Dear younger self,
I’ve wanted to write this letter for a while. There’s a lot of injustice in the world, and I know how much it affects you when you see a person being mistreated because of their skin colour, gender, ability, or how effeminate or masculine they are. I know how difficult it is for you to witness bigotry because you are often the victim of it, too. You don’t see it right now, but this aversion to injustice will help you build a very strong sense of self that meets many different dimensions.
Please don’t get me wrong though. You will, of course, be treated like an animal throughout the years, but for different reasons: sometimes too gay, sometimes too Muslim, and sometimes too Brown. Then other times too-one-thing or too-the-opposite-thing and sometimes, all-the-things-at-once. The Muslim Algerian part especially will be tough at first because you were lucky enough to be born not only in the ’90s, but also in France. 9/11 really helped the world see 10-year-old mini-you as a wannabe terrorist when all you were thinking about was your swim teacher’s speedos. And when you weren’t taken for the new Bin Laden, you were treated like some piece of garbage because you also personified Algerian independence over France. You didn’t really have to do much for teachers, classmates, or cashiers to despise you. You only had to enter the room.
To add to the fun, there was also your attraction to cute boys, right? Because your childhood bullies weren’t peaceful enough to call you “terrorist”, “dirty Arab,” and “bougnoule,”* they also added “pédé,”* “tapette,” or simply “girl” (because as we know now homophobia and patriarchy sleep together). Who cared about all this, when as a matter of fact, homophobia wasn’t just interpersonal but, as you were often reminded, institutional and/or even structural! How lucky you were to be born in France where trans rights are far behind and the gendered language hasn’t properly caught up to non-binary people yet!

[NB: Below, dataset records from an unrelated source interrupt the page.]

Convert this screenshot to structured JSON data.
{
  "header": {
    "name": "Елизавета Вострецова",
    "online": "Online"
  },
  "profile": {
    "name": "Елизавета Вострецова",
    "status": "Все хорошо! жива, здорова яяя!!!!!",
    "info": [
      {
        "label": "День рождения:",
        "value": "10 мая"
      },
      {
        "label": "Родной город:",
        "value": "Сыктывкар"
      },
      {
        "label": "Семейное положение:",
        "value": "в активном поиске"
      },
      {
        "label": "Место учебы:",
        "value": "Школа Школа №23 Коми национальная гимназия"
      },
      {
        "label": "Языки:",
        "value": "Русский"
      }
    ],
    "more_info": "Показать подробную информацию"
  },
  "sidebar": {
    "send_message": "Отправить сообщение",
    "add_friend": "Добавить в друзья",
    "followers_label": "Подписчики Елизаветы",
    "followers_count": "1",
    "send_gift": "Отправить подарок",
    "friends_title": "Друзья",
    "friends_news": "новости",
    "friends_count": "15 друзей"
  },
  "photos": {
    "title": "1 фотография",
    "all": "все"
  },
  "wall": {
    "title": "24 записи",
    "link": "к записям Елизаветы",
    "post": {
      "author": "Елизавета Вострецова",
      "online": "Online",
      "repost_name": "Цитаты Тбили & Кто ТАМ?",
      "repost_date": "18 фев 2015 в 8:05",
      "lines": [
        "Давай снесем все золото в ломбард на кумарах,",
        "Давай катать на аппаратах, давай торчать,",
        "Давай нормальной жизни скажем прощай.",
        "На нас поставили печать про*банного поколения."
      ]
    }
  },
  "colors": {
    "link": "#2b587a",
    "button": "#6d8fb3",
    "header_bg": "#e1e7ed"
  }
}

Above all, the true zenith of your upbringing, really, was poverty. You were a bit upset at first not to be able to buy the clothing you wanted or pay for music classes, but luckily, thanks to meritocracy, you will eventually be able to work yourself up and afford consumerism. To get there you’ll just have to work as a cleaner, a barman, a sushi delivery guy, a runner, a waiter, a cultural mediator, a babysitter, a warehouse technician, a salesman, and a store manager – while studying the entire time. You’ll also have to live off of friends sometimes, share their flats, apply to 500 internships before getting one positive answer, work 70 hours a week during said internship, never complain, have fun and spread how “working in fashion is really a dream come true” for not even 500 euro a month. You’ll just have to do all this because from hard work come great rewards! Oh, and I forgot the languages you’ll have to learn to make yourself more employable than anyone else! Learning English as a French/Darja speaker isn’t enough anymore, so add Spanish and German on top. And a bit of Japanese, too, just in case. But don’t worry. You actually can do all these things.
The fallacy of this myth resides in the idea that “if you want it, you can achieve it.” The truth lays behind, in the fact that the only people that benefit from this system are the rich and rare exceptions to a lesser extent, exceptions like you. Sometimes one person is given the proper opportunity to “succeed” for no other reason than winning at the probability game. And once they’ve deemed you “exceptional” they’ll try to make you the rule so that other marginalized communities believe that they, too, can get their piece of the cake. You can be assured now that they won’t all get theirs, but what if you share the piece you get for yourself with all the people who can’t access this privilege? Maybe you can fight for them when they don’t have access to the tables you can sit at. Or maybe you can amplify their voices with yours if theirs is being shut.
There is one beautiful thing about all the awful ways Western society treats people like you: a whole new lineage can emerge. Thanks to your Muslimness, you can easily connect with 1.8 billion people in the world. Because of your queerness, you can connect with some more. Through your Algerian roots, you can access yet another community. And a consequence of being part of all these constellations of minorities is that your ancestors aren’t only the ones that bore your parents, and their parents, and their parents; your ancestors are also all the Muslims who have lived and queers who have walked on Earth. Understanding your extended lineage will help broaden your experience. Someday your empathy will even drive you to become an activist because of the connection you share with so many people in the world. How could you close your eyes knowing what is happening in Palestine to Palestinians? How could you look away when Uighurs are facing genocide in China? How could you not condemn Russia’s and Chechnya’s treatment of LGBTQ+ people in camps? How would it be possible not to fight for better treatment of trans and Black people across the world?
What did I tell you when I started this letter? It will get better. You will love and be loved, and you will fight with your fists and the softness that makes your heart so rich. And you will win some battles, too, because we are the same person made of tears, of stamina, and most important, of smiles and laughter.
So fuck them! And never forget that your aura irradiates.
* For rough translations from the French, “bougnole” is the most racist slur for North Africans, “pédé” the most offensive for gay men, and “tapette” another synonym of “pédé.”